Kitch swept his cap off his head. “Pleased to meet
you, missus.”
“Please, call me Emily. Oh, and this is our son, Dermot.”
“Hello, young master.”
A mortified Emily watched her son stare at Kitch as though he were a creature from mythology. “Dermot, say hello to Mr. Kitch.”
“Hello,” he mumbled.
Grateful that her son didn’t say anything embarrassing, Emily took him by the shoulders and spun him around. “All right, off to bed with you.”
Over a simple dinner of roasted chicken, dumplings, and vegetables, Emily and Kitch got to know each other. Kitch had a hard time making eye contact with Emily and generally stared at his plate. “So, Miss Emily, Mikill tells me you lived in the big house.”
“I beg your pardon?”
“They call the plantation house the big house,” Michael explained.
“Oh, I see. Well, yes, I guess you could say I lived in the big house. How’d you get a name like Kitch?”
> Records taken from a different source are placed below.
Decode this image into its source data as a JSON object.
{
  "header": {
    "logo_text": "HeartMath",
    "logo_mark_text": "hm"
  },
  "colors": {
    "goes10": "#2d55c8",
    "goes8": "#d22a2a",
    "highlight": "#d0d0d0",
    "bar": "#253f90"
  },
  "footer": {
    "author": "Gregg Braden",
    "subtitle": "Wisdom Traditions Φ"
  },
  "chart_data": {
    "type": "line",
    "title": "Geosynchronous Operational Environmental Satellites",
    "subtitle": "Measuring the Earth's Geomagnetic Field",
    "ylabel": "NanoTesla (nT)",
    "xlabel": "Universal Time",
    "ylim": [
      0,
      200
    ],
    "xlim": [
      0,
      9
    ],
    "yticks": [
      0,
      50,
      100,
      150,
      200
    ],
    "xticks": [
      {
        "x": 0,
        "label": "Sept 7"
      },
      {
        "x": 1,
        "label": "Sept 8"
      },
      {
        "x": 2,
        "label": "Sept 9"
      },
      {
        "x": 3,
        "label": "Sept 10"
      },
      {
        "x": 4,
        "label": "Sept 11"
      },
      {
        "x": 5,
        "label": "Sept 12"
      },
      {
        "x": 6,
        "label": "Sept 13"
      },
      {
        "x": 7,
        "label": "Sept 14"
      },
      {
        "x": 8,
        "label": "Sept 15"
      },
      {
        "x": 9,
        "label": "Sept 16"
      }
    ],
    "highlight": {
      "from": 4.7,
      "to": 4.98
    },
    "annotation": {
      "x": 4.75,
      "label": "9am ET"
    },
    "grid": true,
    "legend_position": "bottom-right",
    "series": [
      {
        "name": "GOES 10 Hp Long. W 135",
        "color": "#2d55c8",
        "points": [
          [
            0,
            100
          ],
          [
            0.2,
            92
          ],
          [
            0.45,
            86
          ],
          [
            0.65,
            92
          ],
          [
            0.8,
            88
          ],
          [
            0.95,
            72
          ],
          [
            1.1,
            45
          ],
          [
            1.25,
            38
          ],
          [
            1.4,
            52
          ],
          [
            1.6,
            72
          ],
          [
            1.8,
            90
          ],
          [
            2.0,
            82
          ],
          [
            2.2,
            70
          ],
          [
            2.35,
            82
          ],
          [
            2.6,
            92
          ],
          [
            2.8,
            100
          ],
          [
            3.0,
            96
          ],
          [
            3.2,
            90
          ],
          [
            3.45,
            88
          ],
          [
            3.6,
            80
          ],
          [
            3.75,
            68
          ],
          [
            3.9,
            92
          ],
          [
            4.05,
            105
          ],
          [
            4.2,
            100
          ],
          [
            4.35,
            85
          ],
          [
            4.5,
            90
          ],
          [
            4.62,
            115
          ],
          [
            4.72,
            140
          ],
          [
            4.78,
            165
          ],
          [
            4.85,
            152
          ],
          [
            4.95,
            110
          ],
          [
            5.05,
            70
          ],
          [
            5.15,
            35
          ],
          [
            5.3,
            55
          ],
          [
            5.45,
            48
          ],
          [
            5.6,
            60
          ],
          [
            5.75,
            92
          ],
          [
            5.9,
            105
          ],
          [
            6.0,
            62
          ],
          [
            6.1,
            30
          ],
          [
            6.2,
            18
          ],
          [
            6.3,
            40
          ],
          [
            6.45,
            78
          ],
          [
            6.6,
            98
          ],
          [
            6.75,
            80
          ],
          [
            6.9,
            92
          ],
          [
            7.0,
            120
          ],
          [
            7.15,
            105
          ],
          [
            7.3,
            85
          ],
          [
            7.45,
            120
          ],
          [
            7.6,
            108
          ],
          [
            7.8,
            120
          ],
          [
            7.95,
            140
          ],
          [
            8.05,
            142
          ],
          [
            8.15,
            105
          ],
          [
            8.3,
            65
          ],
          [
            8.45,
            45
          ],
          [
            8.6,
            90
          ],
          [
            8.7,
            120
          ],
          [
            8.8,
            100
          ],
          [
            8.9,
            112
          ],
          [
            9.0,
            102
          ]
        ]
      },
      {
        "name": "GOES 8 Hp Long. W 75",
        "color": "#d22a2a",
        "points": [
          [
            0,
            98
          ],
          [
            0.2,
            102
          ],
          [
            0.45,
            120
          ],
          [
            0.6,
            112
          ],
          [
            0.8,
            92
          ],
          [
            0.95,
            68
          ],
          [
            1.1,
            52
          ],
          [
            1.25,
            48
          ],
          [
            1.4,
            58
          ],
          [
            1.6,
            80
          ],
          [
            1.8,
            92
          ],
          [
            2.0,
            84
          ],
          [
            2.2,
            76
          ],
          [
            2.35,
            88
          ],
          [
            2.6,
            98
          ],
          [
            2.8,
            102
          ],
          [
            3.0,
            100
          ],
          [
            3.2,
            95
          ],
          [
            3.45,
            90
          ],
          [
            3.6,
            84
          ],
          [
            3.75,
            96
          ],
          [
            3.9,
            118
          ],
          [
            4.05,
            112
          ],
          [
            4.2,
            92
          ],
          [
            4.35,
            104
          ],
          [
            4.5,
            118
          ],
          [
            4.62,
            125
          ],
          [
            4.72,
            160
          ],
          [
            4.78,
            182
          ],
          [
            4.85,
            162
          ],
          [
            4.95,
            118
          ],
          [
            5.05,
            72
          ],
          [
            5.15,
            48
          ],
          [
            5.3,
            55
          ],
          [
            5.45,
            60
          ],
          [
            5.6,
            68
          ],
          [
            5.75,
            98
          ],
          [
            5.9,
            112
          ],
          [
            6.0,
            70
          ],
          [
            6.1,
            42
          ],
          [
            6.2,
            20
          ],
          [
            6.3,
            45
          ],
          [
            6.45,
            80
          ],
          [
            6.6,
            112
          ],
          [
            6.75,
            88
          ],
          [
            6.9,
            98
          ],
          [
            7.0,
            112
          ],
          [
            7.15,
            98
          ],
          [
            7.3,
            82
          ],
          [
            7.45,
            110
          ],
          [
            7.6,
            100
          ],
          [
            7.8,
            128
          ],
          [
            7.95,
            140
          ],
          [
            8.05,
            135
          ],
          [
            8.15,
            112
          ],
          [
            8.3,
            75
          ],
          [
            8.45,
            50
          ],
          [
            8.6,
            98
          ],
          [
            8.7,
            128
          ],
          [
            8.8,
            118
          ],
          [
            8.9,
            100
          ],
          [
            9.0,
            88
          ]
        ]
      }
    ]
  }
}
“They tells me I was born in a kitchen. I guess that’s it.”
“I’m sorry, do you mind us asking all these questions?”
“No. Nobody ever showed no interest in me before.”
“Tell us more about your art career?”
“Weren’t much of an art career. I kept paintin’ pictures and the missus kept selling them and she kept givin’ me coins. See, I was thinkin’ of buying my freedom so one day I ask Massa Tom what I was worth. He laugh and say, ‘‘Bout five hundred dollar. But I ain’t gonna let anyone buy you. You too valuable.’ Well, that made me feel real bad.”
“How much money did you have saved up?” Michael asked.
“I didn’t know so I had a preacher count it. He said it come to three hundred and thirty-five dollars. I kept on paintin’ and gettin’ coins from the missus. I’m just burnin’ to earn that five hundred dollars one way or the other. I remember being in the big house one time and hearin’ a lady from the next plantation over sayin’ how much she admired the picture I painted of Massa Tom’s big house. Next day I say to the missus that maybe I oughta go to some neighborin’ plantations and paint their big houses, too. She thought that was a high idea. She said they would probably pay good money for a picture of their own big house. Next day, she give me a pass and told me to go to Massa Jim’s to paint his big house.”